Снова хочу сказать о русском искусстве. Оно всегда было искусством Учительства — в широком смысле этого слова. А сейчас роль стала значительнее и глубже. Я вижу множество новых имен, новых талантов в литературе, в живописи и в кино — художников,
1985
ВСТРЕЧИ, ХАРАКТЕРЫ, ОТНОШЕНИЯ
Е. Шварц
До нашего знакомства и дружбы Шварц увидел меня случайно, зайдя в Дом искусств на вечер Серапионовых братьев. Впечатление от этого вечера было сильным, запомнившимся ему, и он впоследствии рассказал о нем в своих записках. Обо мне он написал кратко: «В конце вечера выступил девятнадцатилетний Каверин, еще в гимназической форме, с поясом с бляхой». Впоследствии Серапионовы братья сблизились с ним, и он стал редким, но желанным гостем на наших субботах.
Все люди не похожи друг на друга, но отношения между Шварцем и всем остальным человечеством были так не похожи на любые общепринятые отношения, что он сразу стал в моих глазах личностью исключительной по иронии, уму, доброте и благородству. Его любимыми писателями были Андерсен и Чехов. От первого он взял добрый, но подчас горький сарказм, от второго — благородство души. Лишь после его смерти мы узнали, как трудно, с какими мучительными усилиями он работал. Это относится к каждой строчке, написанной им.
Ему было свойственно то, без чего любой талант, даже такие противоположные дарования, как Северянин и Брюсов, не может остаться в литературе или даже надолго задержаться в ней. Талант этот называется просто — вкус. Я знал только трех писателей, обладавших абсолютным вкусом, как выдающийся музыкант обладает абсолютным слухом. Это были Ю. Тынянов, К. Чуковский и Е. Шварц.
Когда будут наконец напечатаны его мемуары, я думаю, что в них найдется немало подтверждений этой оценке.
Понятие чести, доброты, благородства редко предстают перед нами в такой цельности, которая была свойственна личности Шварца. Он был добр без оговорок, честен без скидок на любые обстоятельства и благороден, как дети, еще не знающие, что такое добро и зло. Все эти черты, да и многие другие, не менее характерные, отчетливо отражены в его произведениях.
И при этом — всегда казалось, что он недоволен собой.
Все, что я рассказал выше, — результат длительного знакомства, и чтобы рассмотреть эти черты, надо пробиться через иронию, которая занимала в его литературной и жизненной позиции, может быть, самое значительное место. Он любил меткую остроту, и сам был блестящим остряком. Он не прощал ни подлости, ни лицемерия и искусно заслонял это маской остроумца, любителя шутливой болтовни. Таковы же были его произведения. Он писал свои сказки корявым детским почерком, медленно, но не показывая никому, какого они стоили мучительного труда и самоотверженного терпения.

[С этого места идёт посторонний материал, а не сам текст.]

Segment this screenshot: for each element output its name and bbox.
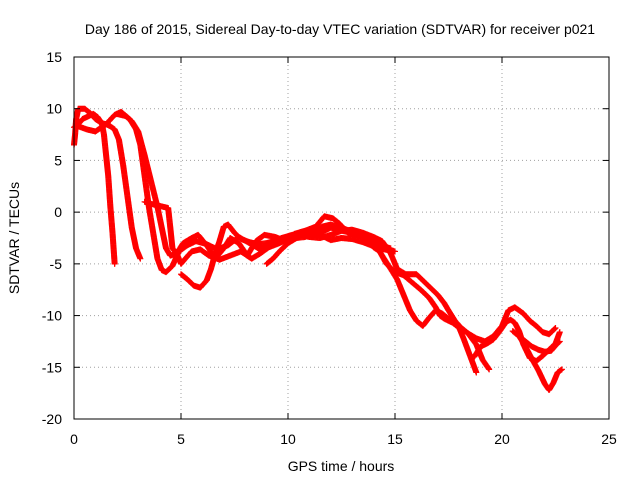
x-tick-label: 5 — [177, 431, 185, 447]
data-point — [486, 366, 493, 373]
y-tick-label: 15 — [46, 49, 62, 65]
data-point — [551, 325, 558, 332]
data-point — [552, 324, 559, 331]
x-tick-label: 10 — [280, 431, 296, 447]
data-point — [556, 338, 563, 345]
plot-frame — [73, 56, 610, 420]
y-axis-label: SDTVAR / TECUs — [6, 182, 22, 294]
data-points — [71, 105, 565, 394]
data-point — [556, 329, 563, 336]
x-tick-label: 0 — [70, 431, 78, 447]
data-point — [551, 326, 558, 333]
data-point — [137, 255, 144, 262]
y-tick-label: -5 — [50, 256, 63, 272]
y-tick-label: 0 — [54, 204, 62, 220]
y-tick-label: 5 — [54, 152, 62, 168]
y-tick-label: -20 — [42, 411, 62, 427]
series-track-11 — [516, 333, 565, 394]
x-tick-label: 25 — [601, 431, 617, 447]
x-axis-label: GPS time / hours — [288, 458, 395, 474]
data-point — [473, 369, 480, 376]
axis-ticks: 0 5 10 15 20 25 -20 -15 -10 -5 0 5 10 15 — [42, 49, 617, 447]
data-point — [558, 366, 565, 373]
y-tick-label: -15 — [42, 359, 62, 375]
chart-title: Day 186 of 2015, Sidereal Day-to-day VTE… — [85, 21, 595, 37]
data-point — [392, 248, 398, 255]
y-tick-label: -10 — [42, 308, 62, 324]
x-tick-label: 15 — [387, 431, 403, 447]
x-tick-label: 20 — [494, 431, 510, 447]
data-point — [111, 260, 118, 267]
series-track-8 — [359, 229, 480, 376]
y-tick-label: 10 — [46, 101, 62, 117]
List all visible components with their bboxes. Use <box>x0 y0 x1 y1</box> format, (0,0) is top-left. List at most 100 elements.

Я смело поставил бы рядом с его блестящими сказками очерки, которые, мне кажется, он даже не публиковал при жизни. Можно ли при одном взгляде вскрыть внутреннюю личность человека так же, как хирург своим острым ланцетом вскрывает его тело? Читая очерки Шварца, убеждаешься, что это не только возможно, но естественно для его строгого и беспристрастного взгляда на мир. При этом он каждый раз оценивает себя, он никого не судит, кроме самого себя. Великолепен очерк о том, как ему не пишется, как он идет в типографию и видит там разумных, трезво и дельно работающих людей. Почему же не так же спокойно, размеренно, деловито и целеустремленно идет его работа, составляющая смысл и цель его жизни? Вопрос остается открытым, тут уже нет места спасительной иронии, нет попытки скрыться от себя самого. Я не сомневаюсь, что в его мемуарах отражен этот контур характера, набросанный пунктиром.